Workshop Update : Sambre-et-Meuse Vise

When I build my workbench three years ago, I needed a vise, and resolved myself into buying one from the hardware store, a chinese thingy made out of extruded shitonium ©.

Poorly cast iron, with many casting defects filled with bondo, with a nice paint to cover the crime... As you can guess, all of this is going away the first time you use a blowtorch or a hammer.
The "mechanical" part is no better, the screw is made of lower-grade steel (the kind of steel used to shoe rabbits, as we say in french), the nut is tiny, secured only with a 4mm screw that broke on first use...
Pictures are worth a thousand words they say, here's what the beast looks like after only 3 years of occasional, osft & gentle usage. I does not even work anymore, the threading in the nut is mostly gone, one as to apply quite a lot of torque to actually tighten the vise, and if you tight it a too manly, the threads just "skip".. Pure bliss.
But this was BEFORE. icone smiley laugh

Found on LeBonCoin (our french equivalent of Craigslist), for merely the same price I paid for the shity chinese thing, a beautifully restored "Sambre et Meuse"!
For those of you who don't know about that brand, Sambre et Meuse is a steelworks company, founded in the early 40's, that produced this kind of tools until 2009 (when they sold that branch of their activity to Dolex). The company still exists today, their main activity being large steel castings for train industry.
These vises are well known upon machinists for being sor of the "Rolls" of them all, dating back from an era when we had a flourishing industry in France, producing high quality stuff...

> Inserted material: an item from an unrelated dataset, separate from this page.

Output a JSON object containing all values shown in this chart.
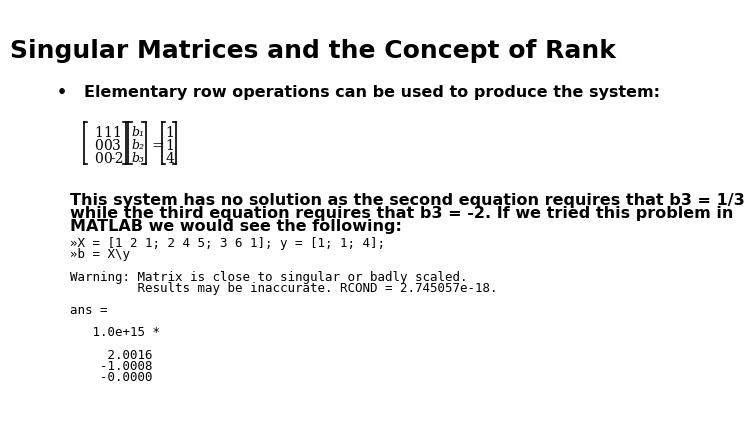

My new vise ain't perfect, with a few saw marks on the jaws, but it's very clean for a tool that's probably around 40 years old. It's completely made out of steel (all 14kg of it), and turns with the slightest push of a finger!

Its previous owner lives more than 2 hours drving from my place, so thank you Thierry for picking it up for me while I was arranging logistics! icone smiley wink
Anyway, my point is : if on a garage sale you were ever to find a "Sambre et Meuse", make sure you don't miss that oportunity ; they don't make'em like that anymore!